Enrolou a bandagem em seu braço esquerdo, em seguida fez o mesmo com o braço direito. Vestiu as meias-calça pretas, abotoou a camisa branca, fechou o zíper da saia, deixando-a em cima da camisa, e completou o ritual colocando o blazer por cima de todo o resto. Olhou o reflexo no espelho. Faltava a gravata. Abriu os botões do blazer e ergueu a gola da camisa, deu o nó na gravata e refez os últimos passos. Seus olhos espelhados encaravam o corpo frágil exposto para eles, abaixo seus lábios estremeceram e formaram um sorriso falso. Nagisa ria de si mesmo, enojado com a própria aparência.
Retomou o caminho feito em seu "sistema", pegou a bolsa, trancou a porta e desceu as escadas. Ela não estava lá para o acompanhar desta vez. Por mais que não quisesse admitir em voz alta, estava triste por não ter ninguém.

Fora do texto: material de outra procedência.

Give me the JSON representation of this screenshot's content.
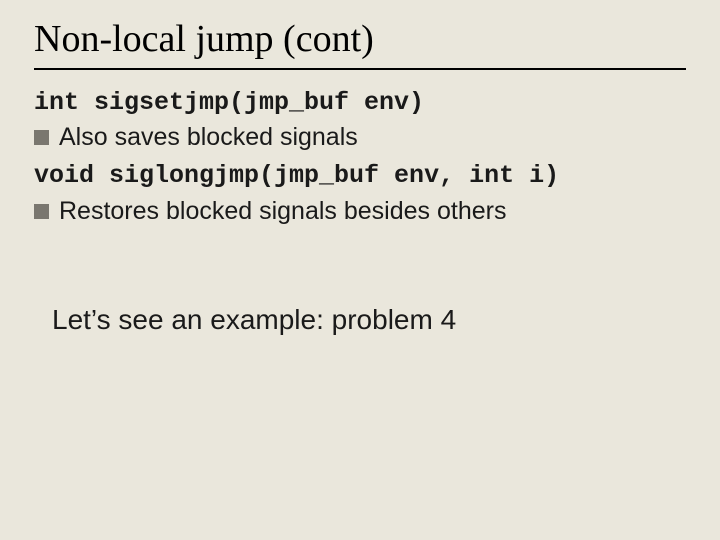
{
  "title": "Non-local jump (cont)",
  "code1": "int sigsetjmp(jmp_buf env)",
  "bullet1": "Also saves blocked signals",
  "code2": "void siglongjmp(jmp_buf env, int i)",
  "bullet2": "Restores blocked signals besides others",
  "example": "Let’s see an example: problem 4"
}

Pessoas desviam o olhar para a figura pequena de cabelos azuis balaçando ao vento, olhos foscos fixos em linha reta emoldurados por olheiras. Os passos eram leves na calçada, sequer emitiam um som quando a sola de seus sapatos tocavam o asfalto para atravessar a rua. E o sorriso que formava para aqueles que a cumprimentavam, os garotos ousados que não pareciam temer a postura inadequada para uma garota tão pequena, era claramente falso, mas ainda os deixava felizes apenas por terem recebido um simples "Bom dia".

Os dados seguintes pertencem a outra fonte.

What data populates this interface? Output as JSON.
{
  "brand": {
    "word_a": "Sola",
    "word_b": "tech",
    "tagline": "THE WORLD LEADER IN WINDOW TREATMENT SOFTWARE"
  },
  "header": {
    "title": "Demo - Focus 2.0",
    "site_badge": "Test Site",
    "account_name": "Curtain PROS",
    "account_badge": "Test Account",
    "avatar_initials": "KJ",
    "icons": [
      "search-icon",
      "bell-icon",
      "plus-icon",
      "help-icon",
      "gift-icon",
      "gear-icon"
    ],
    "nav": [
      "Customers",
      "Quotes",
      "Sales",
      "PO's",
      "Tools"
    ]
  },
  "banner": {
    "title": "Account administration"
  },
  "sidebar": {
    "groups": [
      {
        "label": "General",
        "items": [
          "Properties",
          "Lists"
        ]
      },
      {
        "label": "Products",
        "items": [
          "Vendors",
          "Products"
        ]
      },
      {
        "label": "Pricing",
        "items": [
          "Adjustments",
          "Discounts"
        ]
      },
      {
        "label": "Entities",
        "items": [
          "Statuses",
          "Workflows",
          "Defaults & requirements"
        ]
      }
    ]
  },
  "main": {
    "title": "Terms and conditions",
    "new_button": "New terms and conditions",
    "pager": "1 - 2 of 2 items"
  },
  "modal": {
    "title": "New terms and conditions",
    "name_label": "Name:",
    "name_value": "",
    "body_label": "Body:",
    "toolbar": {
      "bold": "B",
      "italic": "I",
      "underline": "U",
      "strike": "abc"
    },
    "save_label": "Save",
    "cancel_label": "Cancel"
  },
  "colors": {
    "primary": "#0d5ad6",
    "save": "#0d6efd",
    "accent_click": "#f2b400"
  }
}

Faltando duas quadras, Nagisa paralisou pendendo entre a calçada e a rua, quase sendo levado pelos carros que rugiam ferozmente de um lado para o outro. Baixou o rosto e expeliu em um suspiro todo aquele ar poluído, entristecido repentinamente. Não estava ansioso para chegar no colégio, porém o motivo era outro — este problema tem nome e sobrenome, cabelo vermelho e olhos dourados, além de um sorriso debochado.
— Está surda? Nagisa-chan, estou falando com você — Então uma mão cálida tocou seu queixo delicadamente, era esguia e acolhedora, em seguida virou seu rosto e o ergueu para poder olhá-lo; e lá estava o par de olhos mais ameaçadores que já vira em sua vida, mais maliciosos do que os olhos de sua mãe, e mesmo assim lhe trazia mais segurança do que qualquer outro par que poderia encontrar naquele mar de gente. — Está tudo bem? Tem olheiras e parece cansada. Dormiu bem essa noite?
Delinquente; haviam chamado Akabane Karma por essa palavra diversas vezes, e quando ele se aproximava todos os outros recuavam. Sendo alguém tão mal como disseram, por que ele o olhava com tanta gentileza e fazia aquelas perguntas que normalmente são retóricas, mas soavam tão preocupadas?
— Estou bem, Karma-kun. — Sobrepôs sua mão a dele, pretendia afastá-la de si, porém o calor que sentiu ao tocar a pele do Akabane fez o garoto congelar por um instante. Segurou a mão de Karma e entrelaçou seus dedos, erguendo as enormes safiras que, de um momento para o outro, refletiam mais vida do que qualquer outra pessoa poderia ter.
Continuaram em silêncio, parados e olhando nos olhos um do outro. O sinal havia liberado a rua para ser atravessada, uma multidão marchou para lados opostos, enquanto eles permaneceram no mesmo lugar como estátuas, congelados no tempo naquele mísero segundo em que suas diferenças colidiram e uniram-se sem causar discórdia entre eles.
Os carros voltaram a zunir bem ao lado deles, quebrando o encanto no qual foram aprisionados. Soltaram as mãos e viraram para frente. Karma sorriu discretamente, escondendo a mão dentro do bolso. Suas batidas ecoavam dentro da cabeça, semelhante a uma música baixa. Nagisa, no entanto, juntou as mãos à frente do corpo para tentar controlar o tremor que havia as dominado e a ardência que insistia em tomar suas bochechas, certamente estavam vermelhas como uma maçã madura.
— Nagisa-chan, eu...
— Podemos atravessar! — Interrompeu-o, puxando Karma pelo pulso para o outro lado.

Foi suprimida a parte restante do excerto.